Par son ordonnance ou établissement, en date de l'an 1260, il substitua au combat judiciaire la preuve par témoins et réduisit le nombre des cas dans lesquels ce combat pourrait être demandé. Ses ordonnances sont contenues dans l'important recueil appelé Établissements de saint Louis.

Il est bon d'observer qu'à cette époque de désordre social, outre les préjugés invétérés et les habitudes chères à la noblesse belliqueuse, il existait encore un abus plus important et non moins déraisonnable que le combat judiciaire : celui des guerres privées que se faisaient les seigneurs entre eux et les villes entre elles. Cet abus déplorable était dans toute sa force, lorsque saint Louis monta sur le trône.

Ce sage prince fit d'abord admettre ce que l'on appela la trêve de Dieu. Pendant un intervalle de 40 jours à dater de l'offense, les voies de fait étaient interdites.

Philippe le Bel continua l'œuvre réformatrice de son père. Son ordonnance de 1296 défendait les guerres privées pendant tout le temps que durerait la guerre du roi. Pendant le même temps le combat judiciaire était également défendu, et les procès devaient se terminer par les voies ordinaires.

L'ordonnance de 1303 renouvela les mêmes

défenses. Les malfaiteurs n'en furent que plus audacieux, quand ils pouvaient commettre leurs méfaits sans témoins.
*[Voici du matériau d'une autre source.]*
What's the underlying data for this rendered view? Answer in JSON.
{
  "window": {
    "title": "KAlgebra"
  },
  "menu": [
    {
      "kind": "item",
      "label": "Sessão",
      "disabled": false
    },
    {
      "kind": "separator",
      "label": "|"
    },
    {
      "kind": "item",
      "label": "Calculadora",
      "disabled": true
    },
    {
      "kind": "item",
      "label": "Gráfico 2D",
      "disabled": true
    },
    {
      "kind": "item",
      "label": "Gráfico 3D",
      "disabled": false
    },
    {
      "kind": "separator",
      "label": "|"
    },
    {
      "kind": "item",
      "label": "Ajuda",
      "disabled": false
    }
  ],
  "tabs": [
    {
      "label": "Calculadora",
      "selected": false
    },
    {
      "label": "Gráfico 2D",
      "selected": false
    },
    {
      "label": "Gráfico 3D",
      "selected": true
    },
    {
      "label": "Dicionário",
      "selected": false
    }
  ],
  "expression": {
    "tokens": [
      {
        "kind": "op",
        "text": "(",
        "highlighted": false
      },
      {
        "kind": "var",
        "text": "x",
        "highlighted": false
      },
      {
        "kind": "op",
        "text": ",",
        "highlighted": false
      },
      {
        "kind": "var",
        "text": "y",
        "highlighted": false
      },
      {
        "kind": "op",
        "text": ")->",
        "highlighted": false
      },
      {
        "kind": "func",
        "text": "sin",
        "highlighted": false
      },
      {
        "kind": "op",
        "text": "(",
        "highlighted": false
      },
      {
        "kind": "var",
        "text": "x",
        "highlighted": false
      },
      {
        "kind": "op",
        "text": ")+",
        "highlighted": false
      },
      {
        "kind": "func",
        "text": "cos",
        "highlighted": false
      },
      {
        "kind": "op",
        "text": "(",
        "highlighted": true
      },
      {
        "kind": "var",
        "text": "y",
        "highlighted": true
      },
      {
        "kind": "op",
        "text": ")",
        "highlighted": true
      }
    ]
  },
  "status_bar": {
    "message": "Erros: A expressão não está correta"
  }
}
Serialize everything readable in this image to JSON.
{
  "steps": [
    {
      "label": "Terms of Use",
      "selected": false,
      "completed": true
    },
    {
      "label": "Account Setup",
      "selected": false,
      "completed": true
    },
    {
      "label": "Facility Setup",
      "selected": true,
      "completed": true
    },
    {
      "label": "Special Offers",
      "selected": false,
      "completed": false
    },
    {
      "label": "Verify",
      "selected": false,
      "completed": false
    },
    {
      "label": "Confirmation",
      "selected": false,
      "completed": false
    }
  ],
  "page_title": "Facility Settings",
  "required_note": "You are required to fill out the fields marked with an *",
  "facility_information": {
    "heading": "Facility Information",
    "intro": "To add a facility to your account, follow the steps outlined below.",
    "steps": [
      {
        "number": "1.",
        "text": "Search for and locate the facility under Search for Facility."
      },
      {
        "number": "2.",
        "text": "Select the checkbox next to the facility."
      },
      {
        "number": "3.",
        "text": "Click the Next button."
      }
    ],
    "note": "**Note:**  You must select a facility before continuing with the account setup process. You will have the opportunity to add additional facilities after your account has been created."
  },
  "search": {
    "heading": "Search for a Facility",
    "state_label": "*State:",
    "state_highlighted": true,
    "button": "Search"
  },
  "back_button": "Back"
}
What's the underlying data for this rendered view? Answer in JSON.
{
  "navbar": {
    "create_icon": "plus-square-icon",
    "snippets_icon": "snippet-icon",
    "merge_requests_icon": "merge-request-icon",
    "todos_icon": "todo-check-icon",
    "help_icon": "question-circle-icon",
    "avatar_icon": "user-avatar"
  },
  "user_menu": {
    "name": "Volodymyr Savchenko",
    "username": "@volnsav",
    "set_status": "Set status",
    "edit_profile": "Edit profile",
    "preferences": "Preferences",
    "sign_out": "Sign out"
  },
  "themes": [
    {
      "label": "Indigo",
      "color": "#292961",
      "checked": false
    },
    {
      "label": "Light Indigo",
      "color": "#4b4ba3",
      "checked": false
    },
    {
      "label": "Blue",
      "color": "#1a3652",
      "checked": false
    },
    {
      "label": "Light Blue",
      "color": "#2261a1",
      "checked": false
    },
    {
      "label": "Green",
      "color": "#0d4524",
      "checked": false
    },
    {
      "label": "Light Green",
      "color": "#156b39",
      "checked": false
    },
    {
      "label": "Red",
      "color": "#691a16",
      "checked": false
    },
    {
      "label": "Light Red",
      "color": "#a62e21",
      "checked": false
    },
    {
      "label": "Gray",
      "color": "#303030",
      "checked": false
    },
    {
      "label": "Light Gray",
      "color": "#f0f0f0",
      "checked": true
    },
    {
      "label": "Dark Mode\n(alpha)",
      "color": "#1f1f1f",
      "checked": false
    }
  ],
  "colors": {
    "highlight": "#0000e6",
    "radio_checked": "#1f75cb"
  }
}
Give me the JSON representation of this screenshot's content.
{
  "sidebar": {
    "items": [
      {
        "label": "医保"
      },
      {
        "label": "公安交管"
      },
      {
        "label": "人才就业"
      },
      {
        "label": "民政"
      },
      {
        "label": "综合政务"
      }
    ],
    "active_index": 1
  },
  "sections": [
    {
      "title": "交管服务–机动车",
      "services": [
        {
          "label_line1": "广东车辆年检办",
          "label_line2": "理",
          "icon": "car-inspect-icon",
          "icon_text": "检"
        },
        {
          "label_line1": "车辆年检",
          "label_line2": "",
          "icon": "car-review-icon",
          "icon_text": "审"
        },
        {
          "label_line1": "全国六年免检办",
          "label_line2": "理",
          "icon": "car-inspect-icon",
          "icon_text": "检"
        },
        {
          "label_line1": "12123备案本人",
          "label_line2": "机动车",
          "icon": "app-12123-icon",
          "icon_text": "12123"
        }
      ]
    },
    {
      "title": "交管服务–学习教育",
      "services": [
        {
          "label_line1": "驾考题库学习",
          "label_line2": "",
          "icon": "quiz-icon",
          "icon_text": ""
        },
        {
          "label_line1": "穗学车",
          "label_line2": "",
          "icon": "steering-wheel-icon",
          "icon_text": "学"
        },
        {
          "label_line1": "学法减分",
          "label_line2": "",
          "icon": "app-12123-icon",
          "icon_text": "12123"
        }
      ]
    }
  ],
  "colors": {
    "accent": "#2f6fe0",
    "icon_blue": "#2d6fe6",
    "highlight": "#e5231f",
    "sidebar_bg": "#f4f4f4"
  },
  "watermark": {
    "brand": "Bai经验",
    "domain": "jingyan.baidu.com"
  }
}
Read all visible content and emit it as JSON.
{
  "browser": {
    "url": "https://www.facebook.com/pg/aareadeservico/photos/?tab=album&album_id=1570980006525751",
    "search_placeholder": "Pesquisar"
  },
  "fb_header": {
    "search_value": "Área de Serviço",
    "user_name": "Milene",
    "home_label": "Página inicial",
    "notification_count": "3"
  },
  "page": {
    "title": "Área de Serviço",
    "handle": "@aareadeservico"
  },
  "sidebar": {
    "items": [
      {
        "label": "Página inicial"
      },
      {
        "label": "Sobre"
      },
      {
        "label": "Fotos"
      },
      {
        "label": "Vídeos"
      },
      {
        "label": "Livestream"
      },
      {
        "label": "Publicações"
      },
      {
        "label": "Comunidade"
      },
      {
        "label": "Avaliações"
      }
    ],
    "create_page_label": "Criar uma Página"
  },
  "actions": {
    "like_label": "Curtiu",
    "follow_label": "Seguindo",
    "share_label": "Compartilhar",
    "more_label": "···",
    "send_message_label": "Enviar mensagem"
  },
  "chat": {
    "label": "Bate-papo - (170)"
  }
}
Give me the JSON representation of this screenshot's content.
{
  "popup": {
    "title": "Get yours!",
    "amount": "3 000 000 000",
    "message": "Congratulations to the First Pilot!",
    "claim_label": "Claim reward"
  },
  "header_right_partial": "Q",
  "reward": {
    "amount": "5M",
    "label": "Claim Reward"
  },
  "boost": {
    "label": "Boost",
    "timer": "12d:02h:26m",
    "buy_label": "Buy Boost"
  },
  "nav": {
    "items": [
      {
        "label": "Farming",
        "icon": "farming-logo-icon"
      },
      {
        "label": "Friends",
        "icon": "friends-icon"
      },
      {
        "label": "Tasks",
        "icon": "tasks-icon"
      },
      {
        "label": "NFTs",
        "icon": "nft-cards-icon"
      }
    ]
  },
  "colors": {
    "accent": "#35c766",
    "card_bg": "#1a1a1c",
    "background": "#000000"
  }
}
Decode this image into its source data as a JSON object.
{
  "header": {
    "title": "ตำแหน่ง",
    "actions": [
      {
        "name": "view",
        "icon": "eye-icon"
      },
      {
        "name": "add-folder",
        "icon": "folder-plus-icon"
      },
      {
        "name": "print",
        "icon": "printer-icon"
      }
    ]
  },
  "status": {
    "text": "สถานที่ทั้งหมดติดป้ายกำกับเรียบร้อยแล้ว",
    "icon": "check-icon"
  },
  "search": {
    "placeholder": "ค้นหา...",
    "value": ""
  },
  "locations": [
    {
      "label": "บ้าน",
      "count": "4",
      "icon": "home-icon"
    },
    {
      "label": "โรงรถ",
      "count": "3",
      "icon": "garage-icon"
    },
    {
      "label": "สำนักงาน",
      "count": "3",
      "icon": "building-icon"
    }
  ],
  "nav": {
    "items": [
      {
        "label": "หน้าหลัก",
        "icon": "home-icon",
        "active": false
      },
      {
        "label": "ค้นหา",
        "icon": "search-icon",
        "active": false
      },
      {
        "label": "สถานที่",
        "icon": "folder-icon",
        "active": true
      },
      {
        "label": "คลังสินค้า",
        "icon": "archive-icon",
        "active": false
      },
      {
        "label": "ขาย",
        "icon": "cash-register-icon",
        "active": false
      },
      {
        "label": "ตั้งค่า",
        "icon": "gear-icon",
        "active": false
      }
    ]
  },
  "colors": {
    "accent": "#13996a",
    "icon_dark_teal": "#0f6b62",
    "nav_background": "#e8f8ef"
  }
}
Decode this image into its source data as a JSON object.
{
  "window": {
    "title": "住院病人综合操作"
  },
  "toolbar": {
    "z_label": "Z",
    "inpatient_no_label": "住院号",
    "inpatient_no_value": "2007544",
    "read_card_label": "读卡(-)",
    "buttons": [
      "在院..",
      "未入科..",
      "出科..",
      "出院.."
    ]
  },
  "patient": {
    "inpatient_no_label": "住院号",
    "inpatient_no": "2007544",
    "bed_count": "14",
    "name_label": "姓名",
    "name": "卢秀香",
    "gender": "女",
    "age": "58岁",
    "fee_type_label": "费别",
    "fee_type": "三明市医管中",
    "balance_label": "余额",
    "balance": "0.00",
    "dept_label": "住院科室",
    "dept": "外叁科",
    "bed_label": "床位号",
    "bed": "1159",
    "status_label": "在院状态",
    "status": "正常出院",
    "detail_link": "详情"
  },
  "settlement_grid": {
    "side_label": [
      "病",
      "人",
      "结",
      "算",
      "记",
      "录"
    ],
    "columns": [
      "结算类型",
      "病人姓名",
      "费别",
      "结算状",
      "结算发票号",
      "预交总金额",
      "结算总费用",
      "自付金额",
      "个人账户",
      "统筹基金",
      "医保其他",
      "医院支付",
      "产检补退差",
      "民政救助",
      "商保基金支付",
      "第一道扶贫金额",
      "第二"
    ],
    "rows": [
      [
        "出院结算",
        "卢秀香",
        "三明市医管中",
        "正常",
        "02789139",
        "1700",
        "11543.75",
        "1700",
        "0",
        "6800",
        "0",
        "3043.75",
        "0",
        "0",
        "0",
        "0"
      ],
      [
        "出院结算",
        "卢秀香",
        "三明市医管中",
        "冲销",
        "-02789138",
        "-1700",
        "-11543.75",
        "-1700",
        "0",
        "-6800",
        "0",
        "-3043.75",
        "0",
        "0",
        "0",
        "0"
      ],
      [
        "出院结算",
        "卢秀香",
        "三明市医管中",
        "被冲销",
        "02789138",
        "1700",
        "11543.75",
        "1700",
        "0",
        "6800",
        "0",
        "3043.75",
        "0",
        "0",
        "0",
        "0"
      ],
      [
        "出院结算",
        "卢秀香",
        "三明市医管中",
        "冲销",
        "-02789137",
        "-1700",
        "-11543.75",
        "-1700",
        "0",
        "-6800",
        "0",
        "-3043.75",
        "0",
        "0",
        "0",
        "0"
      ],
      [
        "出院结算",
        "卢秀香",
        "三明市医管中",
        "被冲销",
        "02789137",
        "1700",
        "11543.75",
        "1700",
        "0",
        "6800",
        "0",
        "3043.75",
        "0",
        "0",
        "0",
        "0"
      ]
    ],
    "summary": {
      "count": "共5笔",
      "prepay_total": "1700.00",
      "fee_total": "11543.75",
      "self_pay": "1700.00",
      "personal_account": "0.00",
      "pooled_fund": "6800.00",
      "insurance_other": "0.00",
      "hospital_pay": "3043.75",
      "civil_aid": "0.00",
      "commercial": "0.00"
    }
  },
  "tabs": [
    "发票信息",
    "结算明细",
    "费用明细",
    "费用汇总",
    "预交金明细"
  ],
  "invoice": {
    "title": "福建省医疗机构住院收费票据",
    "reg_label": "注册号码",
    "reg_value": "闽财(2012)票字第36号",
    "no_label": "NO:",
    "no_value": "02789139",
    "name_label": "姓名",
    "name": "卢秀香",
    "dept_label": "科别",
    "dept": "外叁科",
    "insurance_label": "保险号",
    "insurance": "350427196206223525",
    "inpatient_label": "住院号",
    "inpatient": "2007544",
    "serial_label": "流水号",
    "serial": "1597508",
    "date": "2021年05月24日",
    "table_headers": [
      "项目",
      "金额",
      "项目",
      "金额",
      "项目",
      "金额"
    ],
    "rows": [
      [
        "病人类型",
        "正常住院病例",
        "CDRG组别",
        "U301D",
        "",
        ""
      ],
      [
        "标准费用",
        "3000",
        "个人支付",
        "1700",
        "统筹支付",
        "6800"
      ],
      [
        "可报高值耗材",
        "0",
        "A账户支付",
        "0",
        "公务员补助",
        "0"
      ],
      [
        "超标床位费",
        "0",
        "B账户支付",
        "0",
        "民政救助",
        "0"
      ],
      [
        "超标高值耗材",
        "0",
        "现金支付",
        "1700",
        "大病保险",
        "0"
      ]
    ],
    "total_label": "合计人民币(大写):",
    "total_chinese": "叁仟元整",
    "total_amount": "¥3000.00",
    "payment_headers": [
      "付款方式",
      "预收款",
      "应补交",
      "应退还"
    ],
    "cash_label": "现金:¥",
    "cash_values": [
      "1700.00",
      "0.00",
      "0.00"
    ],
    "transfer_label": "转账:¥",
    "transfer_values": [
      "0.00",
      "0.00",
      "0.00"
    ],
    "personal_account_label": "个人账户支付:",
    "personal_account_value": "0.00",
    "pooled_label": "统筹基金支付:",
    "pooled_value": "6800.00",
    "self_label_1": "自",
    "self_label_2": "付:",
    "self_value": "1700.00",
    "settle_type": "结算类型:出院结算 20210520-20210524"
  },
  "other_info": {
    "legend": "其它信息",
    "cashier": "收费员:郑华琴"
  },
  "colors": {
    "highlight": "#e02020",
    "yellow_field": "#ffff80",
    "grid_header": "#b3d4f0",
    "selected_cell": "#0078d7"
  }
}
Le nombre des crimes ne fit que s'accroître, et, en 1306, Philippe le Bel, dans une nouvelle ordonnance, accepte le retour aux gages de bataille.

Le dernier combat judiciaire eut lieu en 1387, sous le règne de Charles VI (le premier qui porta le titre de Dauphin de France), entre messire Jean de Carrouge, seigneur d'Argenteuil, et Jacques Legris, tous deux vassaux du duc d'Alençon. Jean de Carrouge ayant cité par-devant le parlement le sieur Legris, comme ayant attenté à l'honneur de sa femme, le parlement déclare qu'il échoit gage, ordonne le combat, et Legris fut tué. On reconnut son innocence dans la suite.

Ce qui amena peu à peu l'abolition du combat judiciaire, ce fut précisément l'attribution exclusive conférée au parlement de Paris du droit de l'ordonner, quand il y aurait lieu, dans toutes les parties du royauine, sans distinction.

On ne saurait donner la date précise de cette réforme; mais ce que l'on peut assurer, c'est qu'elle s'accomplit progressivement à mesure que la juridiction du roi empiéta sur celle des seigneurs et par suite de l'affranchissement des communes, lesquelles préférèrent naturellement faire juger leurs querelles par leurs échevins plutôt que par les seigneurs qui s'étaient soigneusement réservé le droit de donner le gage de bataille.

Cependant, tandis que le préjugé du combat judi

ciaire s'affaiblissait de jour en jour, l'habitude des guerres privées opposait à nos rois une résistance opiniâtre. Le règne de Jean II, surtout, fut fécond en édits d'une grande sévérité, justifiés d'ailleurs par la présence des Anglais au cœur de la France.

Quand les résistances durent céder devant l'autorité royale, au lieu de disparaître entièrement, l'abus ne fit pour ainsi dire que se transformer, et c'est alors que prit naissance un autre abus qui tenait à la fois du combat judiciaire et des guerres privées. Nous voici arrivés au Duel.

Cette transformation commença à la fin du xive siècle, et se poursuivit pendant le xv.

On présentait au roi une requête, pour obtenir l'autorisation de combattre en champ clos. L'autorisation obtenue, le cartel était signifié par un héraut d'armes, au nom du Roi.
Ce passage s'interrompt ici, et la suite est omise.